Here’s an excerpt from an ALS website:
Depending upon your initial ALS entry level, and for each and every new member you refer into the program, you’ll receive joyous cash gifts ranging in value from $150 right up to a MASSIVE $5,000 - and you’ll have it delivered direct to your door by secure overnight courier.
But the same ALS website also proclaims, in its FAQ section:
The concept of private gifting is based upon the fact that both American and Canadian citizens have the Constitutional right to gift property, cash and other assets, and are subject to the rules and regulations established by the laws. The U.S. gifting rules are found in the IRS Tax Code, Title 26, Sections 2501-2504 and 2511.

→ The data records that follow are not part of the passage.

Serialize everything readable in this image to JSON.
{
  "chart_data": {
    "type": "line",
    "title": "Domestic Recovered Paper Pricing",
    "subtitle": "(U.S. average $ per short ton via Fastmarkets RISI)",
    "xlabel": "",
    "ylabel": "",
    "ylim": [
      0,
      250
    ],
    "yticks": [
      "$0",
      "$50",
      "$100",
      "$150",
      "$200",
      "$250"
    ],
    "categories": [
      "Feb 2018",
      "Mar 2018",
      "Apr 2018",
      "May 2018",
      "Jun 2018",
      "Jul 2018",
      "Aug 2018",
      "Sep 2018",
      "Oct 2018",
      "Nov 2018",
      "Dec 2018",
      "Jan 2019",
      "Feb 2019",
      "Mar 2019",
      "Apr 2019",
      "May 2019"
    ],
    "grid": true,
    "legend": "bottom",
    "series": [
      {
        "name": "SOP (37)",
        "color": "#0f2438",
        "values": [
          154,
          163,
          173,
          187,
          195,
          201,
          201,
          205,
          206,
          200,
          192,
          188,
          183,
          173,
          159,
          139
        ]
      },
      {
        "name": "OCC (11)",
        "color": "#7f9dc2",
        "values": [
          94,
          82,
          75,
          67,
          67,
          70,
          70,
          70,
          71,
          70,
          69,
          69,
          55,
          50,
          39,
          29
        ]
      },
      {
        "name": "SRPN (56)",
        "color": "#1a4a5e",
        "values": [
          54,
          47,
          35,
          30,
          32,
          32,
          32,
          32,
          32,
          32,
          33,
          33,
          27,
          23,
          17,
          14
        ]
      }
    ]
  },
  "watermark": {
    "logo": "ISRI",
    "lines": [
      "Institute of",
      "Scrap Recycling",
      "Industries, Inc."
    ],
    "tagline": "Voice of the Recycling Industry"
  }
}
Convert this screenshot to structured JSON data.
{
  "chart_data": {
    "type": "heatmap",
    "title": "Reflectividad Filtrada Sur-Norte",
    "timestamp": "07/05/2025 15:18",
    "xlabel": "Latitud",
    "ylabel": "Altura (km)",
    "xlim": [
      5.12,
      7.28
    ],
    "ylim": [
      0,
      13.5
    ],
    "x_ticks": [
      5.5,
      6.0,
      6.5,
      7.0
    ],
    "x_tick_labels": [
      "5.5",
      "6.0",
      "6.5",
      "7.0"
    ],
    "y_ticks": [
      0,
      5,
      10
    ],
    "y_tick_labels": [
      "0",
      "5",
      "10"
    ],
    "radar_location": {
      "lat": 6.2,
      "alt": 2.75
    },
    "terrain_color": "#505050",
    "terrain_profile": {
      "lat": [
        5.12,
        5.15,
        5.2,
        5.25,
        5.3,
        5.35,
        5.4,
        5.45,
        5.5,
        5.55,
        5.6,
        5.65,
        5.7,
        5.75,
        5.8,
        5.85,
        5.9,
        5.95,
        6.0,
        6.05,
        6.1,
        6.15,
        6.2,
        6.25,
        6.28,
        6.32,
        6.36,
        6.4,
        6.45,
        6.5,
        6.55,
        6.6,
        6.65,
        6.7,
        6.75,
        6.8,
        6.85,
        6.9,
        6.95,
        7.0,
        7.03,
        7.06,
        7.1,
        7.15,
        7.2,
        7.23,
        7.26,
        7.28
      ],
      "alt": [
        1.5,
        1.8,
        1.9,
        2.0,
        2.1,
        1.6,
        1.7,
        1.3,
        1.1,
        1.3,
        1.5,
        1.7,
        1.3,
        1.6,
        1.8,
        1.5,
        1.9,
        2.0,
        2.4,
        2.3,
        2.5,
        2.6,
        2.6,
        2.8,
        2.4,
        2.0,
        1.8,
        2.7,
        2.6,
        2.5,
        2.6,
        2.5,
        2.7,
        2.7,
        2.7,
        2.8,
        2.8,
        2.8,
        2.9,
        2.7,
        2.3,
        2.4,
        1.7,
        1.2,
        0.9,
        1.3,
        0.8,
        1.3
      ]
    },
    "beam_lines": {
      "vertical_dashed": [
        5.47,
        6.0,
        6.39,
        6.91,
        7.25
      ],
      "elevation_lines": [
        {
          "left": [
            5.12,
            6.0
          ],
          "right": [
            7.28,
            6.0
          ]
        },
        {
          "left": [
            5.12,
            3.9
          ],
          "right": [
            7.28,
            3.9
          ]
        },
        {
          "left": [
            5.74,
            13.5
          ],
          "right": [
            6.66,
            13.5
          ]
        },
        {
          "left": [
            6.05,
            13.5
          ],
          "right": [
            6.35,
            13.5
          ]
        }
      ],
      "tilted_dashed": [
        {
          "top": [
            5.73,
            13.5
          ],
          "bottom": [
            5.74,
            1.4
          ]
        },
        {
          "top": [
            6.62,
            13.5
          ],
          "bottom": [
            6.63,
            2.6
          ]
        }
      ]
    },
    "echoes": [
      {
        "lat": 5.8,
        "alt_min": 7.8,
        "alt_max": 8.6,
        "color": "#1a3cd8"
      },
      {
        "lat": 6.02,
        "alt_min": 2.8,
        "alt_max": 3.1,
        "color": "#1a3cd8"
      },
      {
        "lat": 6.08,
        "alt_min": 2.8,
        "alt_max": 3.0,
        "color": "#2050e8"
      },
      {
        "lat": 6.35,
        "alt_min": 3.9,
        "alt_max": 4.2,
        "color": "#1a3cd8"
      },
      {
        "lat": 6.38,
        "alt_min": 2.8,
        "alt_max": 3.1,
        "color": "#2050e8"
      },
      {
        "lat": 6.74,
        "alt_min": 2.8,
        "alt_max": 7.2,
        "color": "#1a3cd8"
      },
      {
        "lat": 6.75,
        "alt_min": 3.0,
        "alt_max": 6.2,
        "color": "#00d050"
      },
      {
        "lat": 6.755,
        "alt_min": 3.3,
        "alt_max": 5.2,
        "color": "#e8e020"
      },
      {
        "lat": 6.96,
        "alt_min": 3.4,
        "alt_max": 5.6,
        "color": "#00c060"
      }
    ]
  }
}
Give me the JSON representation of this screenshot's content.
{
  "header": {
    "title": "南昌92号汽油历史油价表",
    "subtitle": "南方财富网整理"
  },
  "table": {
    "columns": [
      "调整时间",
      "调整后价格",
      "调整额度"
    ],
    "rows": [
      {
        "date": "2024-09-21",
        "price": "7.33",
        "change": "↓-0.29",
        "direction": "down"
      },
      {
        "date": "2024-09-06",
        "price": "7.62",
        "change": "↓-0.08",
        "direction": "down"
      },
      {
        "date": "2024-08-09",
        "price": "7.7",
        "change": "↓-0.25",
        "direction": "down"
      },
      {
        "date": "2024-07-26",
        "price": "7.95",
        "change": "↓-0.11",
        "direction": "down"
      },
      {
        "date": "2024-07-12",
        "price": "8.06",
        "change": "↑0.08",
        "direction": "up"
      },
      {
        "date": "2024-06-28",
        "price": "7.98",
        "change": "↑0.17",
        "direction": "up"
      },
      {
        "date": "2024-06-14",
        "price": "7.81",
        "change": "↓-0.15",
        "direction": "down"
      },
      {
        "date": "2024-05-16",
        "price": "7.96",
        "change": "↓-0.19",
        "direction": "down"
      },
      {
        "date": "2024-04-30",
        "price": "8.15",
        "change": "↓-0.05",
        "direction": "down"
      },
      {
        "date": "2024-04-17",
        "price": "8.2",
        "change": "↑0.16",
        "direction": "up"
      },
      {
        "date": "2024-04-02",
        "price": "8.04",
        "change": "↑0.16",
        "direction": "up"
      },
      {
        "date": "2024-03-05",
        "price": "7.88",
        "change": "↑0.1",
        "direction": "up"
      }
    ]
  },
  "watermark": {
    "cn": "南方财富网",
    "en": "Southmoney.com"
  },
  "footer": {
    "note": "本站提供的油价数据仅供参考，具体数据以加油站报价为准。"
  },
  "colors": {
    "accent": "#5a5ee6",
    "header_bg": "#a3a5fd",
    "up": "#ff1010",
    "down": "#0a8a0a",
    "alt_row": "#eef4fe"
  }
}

The law states that one or more individuals can give a gift to another individual of up to $12,000 each per calendar year without any tax liability to either the giver or receiver of the gift, because the tax on the gift has already been paid.
What this ALS site does not bother to mention is this excerpt from the IRS’ own page devoted to questions on gift taxes:
What is considered a gift? Any transfer to an individual, either directly or indirectly, where full consideration (measured in money or money’s worth) is not received in return.
In other words, the Abundant Living System promises that you’ll receive “joyous cash gifts,” and that the IRS is perfectly fine with this, are bogus. If you get as much or more money back from the program as you put into it, you’ll no longer be getting a gift, and you’ll have to pay taxes on it.
But there’s more from the ALS website, regarding its system of levels. Here’s another direct quote:
Whenever any of your direct referrals invites a new members in to ALS, and they decide to join at a higher level than your referral is presently at, that cash gift will bypass them and pass up to you (as their inviter). That sucks for your direct referral as they’ll miss out on that gift (because they can only receive gifts up to a maximum of the levell (sp) they’re at) - but again it’s ANOTHER CASH WINDFALL FOR YOU because you were smart enough to join at a higher level!
Does that sound like a fair system which is “TRULY affordable for anyone!” Sure, you can begin at their $150 level (and their “administration fee” of $50). And then you can sit and watch all the money from any referral you get who put in more than $150 go to someone else. That’s because you weren’t “smart enough to join at a higher level!”
Here’s the question: If the ALS system is so irresistible, why won’t there be so many people lining up to join that everyone can get in at the $150 level and simply keep collecting $150 over and over again? Why bother with higher levels at all?
ALS also dodges the pyramid scheme label under the IRS Title 26 banner, and claims that it’s not a company, (presumably because companies do business and business contracts are regulated under state laws). We wonder, in that case, to whom the required $50 administration fee is being paid.
As to its one-up structure saving it from prosecution, both the SEC and numerous states have gone after one-ups and cash gifting clubs for investment fraud (see Cash Gifting & The Law for more).
Because ALS is relatively new to the cash gifting game, with its first sites showing up on July 17, 2008, we haven’t found complaints being lodged by unhappy participants to this point. If the records of the other four cash gifting schemes are any indication, complaints about Abundant Living Systems are only a matter of time.